Я со своей стороны принял имя и внешний облик, под которыми стал известен тебе в Париже, а Торнтон представил меня Тиррелу как молодого англичанина, очень богатого и в еще большей мере – неопытного. Игрок жадно ухватился за новое знакомство, из которого, в чем быстро уверил его Торнтон, можно было извлечь выгоду. Таким образом я получил легкую возможность день за днем отмечать, как сеть, которую я сплетал вокруг Тиррела, становится все плотнее, как месть моя приближается к вожделенной цели.

Но это было еще не все. Я только что сказал, что на белом свете не было человека, который бы спас Тиррела от заслуженной им и неминуемой участи. Но я запамятовал, что было все же одно существо, которое еще таило к нему нежную привязанность и к которому он, в свою очередь, испытывал, казалось, более благородное и нежное чувство, сохранившееся со времен, когда он не был так испорчен и грешен. И вот я приложил все свои силы и старания к тому, чтобы это существо (ты легко догадаешься, что то была женщина) отшатнулось от моей добычи; я не мог допустить, чтобы у Тиррела сохранилось утешение, которого он лишил меня. Я применил все средства обольщения, чтобы ее нежное чувство перешло от него ко мне. Все, что могло мне помочь, клятвы и обещания, соблазны любви и богатства – все было пущено в ход, и в конце концов – успешно; я одержал победу. Эта женщина стала моей рабой. Когда Тиррел колебался – идти ли ему дальше по гибельной дороге, именно она боролась с его сомнениями и подталкивала его вперед; именно она обстоятельно сообщала мне о плачевном положении его финансов и делала все, что только могла, для того, чтобы они как можно скорее иссякли. А самое жестокое предательство – бросить его на произвол судьбы в самую тяжелую минуту – было, по моему желанию, отложено до наиболее подходящего случая, и я ожидал его с какой-то злобной радостью.

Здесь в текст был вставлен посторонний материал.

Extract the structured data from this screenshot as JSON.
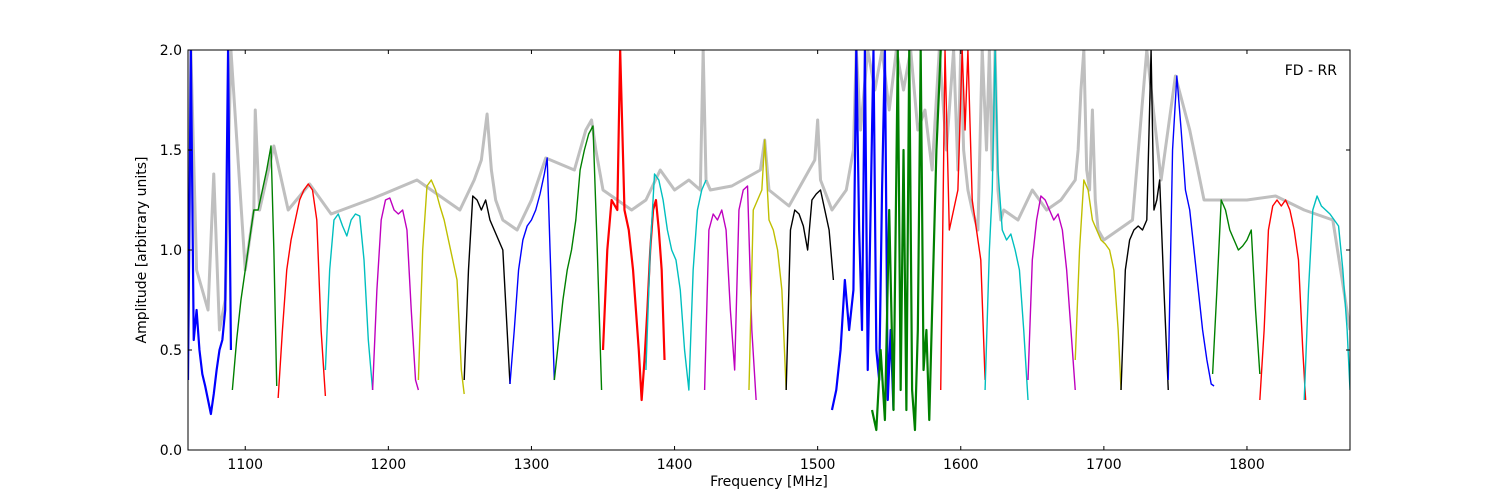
{
  "chart_data": {
    "type": "line",
    "title": "",
    "annotation": "FD - RR",
    "xlabel": "Frequency [MHz]",
    "ylabel": "Amplitude [arbitrary units]",
    "xlim": [
      1060,
      1872
    ],
    "ylim": [
      0.0,
      2.0
    ],
    "xticks": [
      1100,
      1200,
      1300,
      1400,
      1500,
      1600,
      1700,
      1800
    ],
    "yticks": [
      0.0,
      0.5,
      1.0,
      1.5,
      2.0
    ],
    "xtick_labels": [
      "1100",
      "1200",
      "1300",
      "1400",
      "1500",
      "1600",
      "1700",
      "1800"
    ],
    "ytick_labels": [
      "0.0",
      "0.5",
      "1.0",
      "1.5",
      "2.0"
    ],
    "grid": false,
    "legend": "none",
    "colors": {
      "background_envelope": "#bfbfbf",
      "blue": "#0000ff",
      "green": "#008000",
      "red": "#ff0000",
      "cyan": "#00bfbf",
      "magenta": "#bf00bf",
      "yellow": "#bfbf00",
      "black": "#000000"
    },
    "series": [
      {
        "color": "blue",
        "width": 2.2,
        "x": [
          1060,
          1062,
          1064,
          1066,
          1068,
          1070,
          1072,
          1074,
          1076,
          1078,
          1080,
          1082,
          1084,
          1086,
          1088,
          1090
        ],
        "y": [
          0.35,
          2.0,
          0.55,
          0.7,
          0.5,
          0.38,
          0.32,
          0.25,
          0.18,
          0.28,
          0.4,
          0.5,
          0.55,
          0.7,
          2.0,
          0.5
        ]
      },
      {
        "color": "green",
        "width": 1.4,
        "x": [
          1091,
          1094,
          1097,
          1100,
          1103,
          1106,
          1109,
          1112,
          1115,
          1118,
          1120,
          1122
        ],
        "y": [
          0.3,
          0.55,
          0.75,
          0.9,
          1.05,
          1.2,
          1.2,
          1.3,
          1.4,
          1.52,
          1.0,
          0.32
        ]
      },
      {
        "color": "red",
        "width": 1.4,
        "x": [
          1123,
          1126,
          1129,
          1132,
          1135,
          1138,
          1141,
          1144,
          1147,
          1150,
          1153,
          1156
        ],
        "y": [
          0.26,
          0.6,
          0.9,
          1.05,
          1.15,
          1.25,
          1.3,
          1.33,
          1.3,
          1.15,
          0.6,
          0.27
        ]
      },
      {
        "color": "cyan",
        "width": 1.4,
        "x": [
          1156,
          1159,
          1162,
          1165,
          1168,
          1171,
          1174,
          1177,
          1180,
          1183,
          1186,
          1189
        ],
        "y": [
          0.4,
          0.9,
          1.15,
          1.18,
          1.12,
          1.07,
          1.15,
          1.18,
          1.17,
          0.95,
          0.55,
          0.3
        ]
      },
      {
        "color": "magenta",
        "width": 1.4,
        "x": [
          1189,
          1192,
          1195,
          1198,
          1201,
          1204,
          1207,
          1210,
          1213,
          1216,
          1219,
          1221
        ],
        "y": [
          0.3,
          0.8,
          1.15,
          1.25,
          1.26,
          1.2,
          1.18,
          1.2,
          1.1,
          0.7,
          0.35,
          0.3
        ]
      },
      {
        "color": "yellow",
        "width": 1.4,
        "x": [
          1221,
          1224,
          1227,
          1230,
          1233,
          1236,
          1239,
          1242,
          1245,
          1248,
          1251,
          1253
        ],
        "y": [
          0.35,
          1.0,
          1.32,
          1.35,
          1.3,
          1.22,
          1.15,
          1.05,
          0.95,
          0.85,
          0.4,
          0.28
        ]
      },
      {
        "color": "black",
        "width": 1.4,
        "x": [
          1253,
          1256,
          1259,
          1262,
          1265,
          1268,
          1271,
          1274,
          1277,
          1280,
          1283,
          1285
        ],
        "y": [
          0.35,
          0.9,
          1.27,
          1.25,
          1.2,
          1.25,
          1.15,
          1.1,
          1.05,
          1.0,
          0.6,
          0.33
        ]
      },
      {
        "color": "blue",
        "width": 1.4,
        "x": [
          1285,
          1288,
          1291,
          1294,
          1297,
          1300,
          1303,
          1306,
          1309,
          1311,
          1313,
          1316
        ],
        "y": [
          0.33,
          0.6,
          0.9,
          1.05,
          1.12,
          1.15,
          1.2,
          1.28,
          1.38,
          1.46,
          1.0,
          0.35
        ]
      },
      {
        "color": "green",
        "width": 1.4,
        "x": [
          1316,
          1319,
          1322,
          1325,
          1328,
          1331,
          1334,
          1337,
          1340,
          1343,
          1346,
          1349
        ],
        "y": [
          0.35,
          0.55,
          0.75,
          0.9,
          1.0,
          1.15,
          1.4,
          1.5,
          1.58,
          1.62,
          1.0,
          0.3
        ]
      },
      {
        "color": "red",
        "width": 2.2,
        "x": [
          1350,
          1353,
          1356,
          1360,
          1362,
          1365,
          1368,
          1371,
          1373,
          1375,
          1377,
          1379,
          1381,
          1383,
          1385,
          1387,
          1389,
          1391,
          1393
        ],
        "y": [
          0.5,
          1.0,
          1.25,
          1.2,
          2.0,
          1.2,
          1.1,
          0.9,
          0.7,
          0.5,
          0.25,
          0.45,
          0.7,
          1.0,
          1.2,
          1.25,
          1.1,
          0.9,
          0.45
        ]
      },
      {
        "color": "cyan",
        "width": 1.4,
        "x": [
          1380,
          1383,
          1386,
          1389,
          1392,
          1395,
          1398,
          1401,
          1404,
          1407,
          1410,
          1413,
          1416,
          1419,
          1422
        ],
        "y": [
          0.4,
          1.0,
          1.38,
          1.35,
          1.25,
          1.1,
          1.0,
          0.95,
          0.8,
          0.5,
          0.3,
          0.9,
          1.2,
          1.3,
          1.35
        ]
      },
      {
        "color": "magenta",
        "width": 1.4,
        "x": [
          1421,
          1424,
          1427,
          1430,
          1433,
          1436,
          1439,
          1442,
          1445,
          1448,
          1451,
          1454,
          1457
        ],
        "y": [
          0.3,
          1.1,
          1.18,
          1.15,
          1.2,
          1.1,
          0.7,
          0.4,
          1.2,
          1.3,
          1.32,
          0.6,
          0.25
        ]
      },
      {
        "color": "yellow",
        "width": 1.4,
        "x": [
          1452,
          1455,
          1458,
          1461,
          1463,
          1466,
          1469,
          1472,
          1475,
          1478
        ],
        "y": [
          0.3,
          1.2,
          1.25,
          1.3,
          1.55,
          1.15,
          1.1,
          1.0,
          0.8,
          0.3
        ]
      },
      {
        "color": "black",
        "width": 1.4,
        "x": [
          1478,
          1481,
          1484,
          1487,
          1490,
          1493,
          1496,
          1499,
          1502,
          1505,
          1508,
          1511
        ],
        "y": [
          0.3,
          1.1,
          1.2,
          1.18,
          1.12,
          1.0,
          1.25,
          1.28,
          1.3,
          1.2,
          1.1,
          0.85
        ]
      },
      {
        "color": "blue",
        "width": 2.2,
        "x": [
          1510,
          1513,
          1516,
          1519,
          1522,
          1525,
          1527,
          1529,
          1531,
          1533,
          1535,
          1537,
          1539,
          1541,
          1543,
          1545,
          1547,
          1549,
          1551,
          1553
        ],
        "y": [
          0.2,
          0.3,
          0.5,
          0.85,
          0.6,
          0.8,
          2.0,
          1.1,
          0.6,
          2.0,
          0.4,
          1.2,
          2.0,
          0.5,
          0.35,
          1.3,
          2.0,
          0.25,
          0.6,
          0.2
        ]
      },
      {
        "color": "green",
        "width": 2.2,
        "x": [
          1538,
          1541,
          1544,
          1547,
          1550,
          1553,
          1556,
          1558,
          1560,
          1562,
          1564,
          1566,
          1568,
          1570,
          1572,
          1574,
          1576,
          1578,
          1580,
          1583,
          1586
        ],
        "y": [
          0.2,
          0.1,
          0.5,
          0.15,
          1.2,
          0.2,
          2.0,
          0.3,
          1.5,
          0.2,
          2.0,
          0.3,
          0.1,
          0.6,
          2.0,
          0.4,
          0.6,
          0.15,
          0.7,
          1.5,
          2.0
        ]
      },
      {
        "color": "red",
        "width": 1.4,
        "x": [
          1586,
          1589,
          1592,
          1595,
          1598,
          1601,
          1603,
          1605,
          1608,
          1611,
          1614,
          1617
        ],
        "y": [
          0.3,
          2.0,
          1.1,
          1.2,
          1.3,
          2.0,
          1.6,
          2.0,
          1.25,
          1.1,
          0.95,
          0.35
        ]
      },
      {
        "color": "cyan",
        "width": 1.4,
        "x": [
          1617,
          1620,
          1622,
          1624,
          1626,
          1629,
          1632,
          1635,
          1638,
          1641,
          1644,
          1647
        ],
        "y": [
          0.3,
          1.0,
          1.3,
          2.0,
          1.4,
          1.1,
          1.05,
          1.08,
          1.0,
          0.9,
          0.6,
          0.25
        ]
      },
      {
        "color": "magenta",
        "width": 1.4,
        "x": [
          1647,
          1650,
          1653,
          1656,
          1659,
          1662,
          1665,
          1668,
          1671,
          1674,
          1677,
          1680
        ],
        "y": [
          0.35,
          0.95,
          1.15,
          1.27,
          1.25,
          1.2,
          1.15,
          1.18,
          1.1,
          0.9,
          0.6,
          0.3
        ]
      },
      {
        "color": "yellow",
        "width": 1.4,
        "x": [
          1680,
          1683,
          1686,
          1689,
          1692,
          1695,
          1698,
          1701,
          1704,
          1707,
          1710,
          1712
        ],
        "y": [
          0.45,
          1.0,
          1.35,
          1.3,
          1.15,
          1.1,
          1.05,
          1.03,
          1.0,
          0.9,
          0.6,
          0.3
        ]
      },
      {
        "color": "black",
        "width": 1.4,
        "x": [
          1712,
          1715,
          1718,
          1721,
          1724,
          1727,
          1730,
          1733,
          1735,
          1737,
          1739,
          1742,
          1745
        ],
        "y": [
          0.3,
          0.9,
          1.05,
          1.1,
          1.12,
          1.1,
          1.15,
          2.0,
          1.2,
          1.25,
          1.35,
          0.8,
          0.3
        ]
      },
      {
        "color": "blue",
        "width": 1.4,
        "x": [
          1745,
          1748,
          1751,
          1754,
          1757,
          1760,
          1763,
          1766,
          1769,
          1772,
          1775,
          1777
        ],
        "y": [
          0.35,
          1.5,
          1.87,
          1.6,
          1.3,
          1.2,
          1.0,
          0.8,
          0.6,
          0.45,
          0.33,
          0.32
        ]
      },
      {
        "color": "green",
        "width": 1.4,
        "x": [
          1776,
          1779,
          1782,
          1785,
          1788,
          1791,
          1794,
          1797,
          1800,
          1803,
          1806,
          1809
        ],
        "y": [
          0.38,
          0.8,
          1.25,
          1.2,
          1.1,
          1.05,
          1.0,
          1.02,
          1.05,
          1.1,
          0.7,
          0.38
        ]
      },
      {
        "color": "red",
        "width": 1.4,
        "x": [
          1809,
          1812,
          1815,
          1818,
          1821,
          1824,
          1827,
          1830,
          1833,
          1836,
          1839,
          1841
        ],
        "y": [
          0.25,
          0.6,
          1.1,
          1.22,
          1.25,
          1.22,
          1.25,
          1.2,
          1.1,
          0.95,
          0.5,
          0.25
        ]
      },
      {
        "color": "cyan",
        "width": 1.4,
        "x": [
          1840,
          1843,
          1846,
          1849,
          1852,
          1855,
          1858,
          1861,
          1864,
          1867,
          1870,
          1872
        ],
        "y": [
          0.25,
          0.8,
          1.2,
          1.27,
          1.22,
          1.2,
          1.18,
          1.15,
          1.12,
          0.9,
          0.6,
          0.3
        ]
      }
    ],
    "envelope": {
      "x": [
        1060,
        1062,
        1066,
        1070,
        1074,
        1078,
        1082,
        1086,
        1090,
        1100,
        1106,
        1107,
        1110,
        1120,
        1130,
        1145,
        1160,
        1190,
        1220,
        1250,
        1260,
        1265,
        1269,
        1272,
        1275,
        1280,
        1290,
        1300,
        1310,
        1330,
        1338,
        1342,
        1345,
        1350,
        1360,
        1370,
        1380,
        1390,
        1400,
        1410,
        1418,
        1420,
        1422,
        1425,
        1440,
        1460,
        1463,
        1466,
        1480,
        1498,
        1500,
        1502,
        1510,
        1515,
        1520,
        1525,
        1527,
        1530,
        1535,
        1540,
        1545,
        1550,
        1555,
        1560,
        1565,
        1570,
        1575,
        1580,
        1585,
        1590,
        1595,
        1598,
        1600,
        1602,
        1605,
        1608,
        1612,
        1615,
        1618,
        1620,
        1622,
        1624,
        1626,
        1628,
        1630,
        1640,
        1650,
        1660,
        1670,
        1680,
        1682,
        1684,
        1686,
        1688,
        1690,
        1692,
        1694,
        1696,
        1700,
        1710,
        1720,
        1730,
        1740,
        1750,
        1760,
        1770,
        1780,
        1800,
        1820,
        1840,
        1860,
        1872
      ],
      "y": [
        0.6,
        2.0,
        0.9,
        0.8,
        0.7,
        1.38,
        0.6,
        0.75,
        2.0,
        0.9,
        1.2,
        1.7,
        1.2,
        1.52,
        1.2,
        1.33,
        1.18,
        1.26,
        1.35,
        1.2,
        1.35,
        1.45,
        1.68,
        1.4,
        1.25,
        1.15,
        1.1,
        1.25,
        1.46,
        1.4,
        1.6,
        1.65,
        1.5,
        1.3,
        1.25,
        1.2,
        1.25,
        1.4,
        1.3,
        1.35,
        1.3,
        2.0,
        1.35,
        1.3,
        1.32,
        1.4,
        1.55,
        1.3,
        1.22,
        1.45,
        1.65,
        1.35,
        1.2,
        1.25,
        1.3,
        1.5,
        2.0,
        1.6,
        2.0,
        1.8,
        2.0,
        1.7,
        2.0,
        1.8,
        2.0,
        1.6,
        1.7,
        1.4,
        2.0,
        1.5,
        2.0,
        1.4,
        2.0,
        1.5,
        1.3,
        1.2,
        1.1,
        2.0,
        1.5,
        2.0,
        1.4,
        2.0,
        1.3,
        1.15,
        1.2,
        1.15,
        1.3,
        1.2,
        1.25,
        1.35,
        1.5,
        1.8,
        2.0,
        1.4,
        1.3,
        1.7,
        1.25,
        1.1,
        1.05,
        1.1,
        1.15,
        2.0,
        1.35,
        1.87,
        1.6,
        1.25,
        1.25,
        1.25,
        1.27,
        1.2,
        1.15,
        0.6
      ]
    }
  }
}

В осуществлении моего замысла смущали меня два обстоятельства: во-первых, знакомство Торнтона с тобой, во-вторых, совершенно неожиданное получение Тиррелом (немного времени спустя) двухсот фунтов за отказ от каких бы то ни было возможных дальнейших претензий к покупателям его имения. Ты должен простить меня, если с первым, поскольку оно могло помешать осуществлению моих планов или раскрыть мое инкогнито, я постарался как можно скорее покончить. Другое меня сильно встревожило, ибо первой мыслью Тиррела было отречься от игорного стола и попытаться жить на полученные им жалкие гроши столько времени, сколько позволит строжайшая бережливость.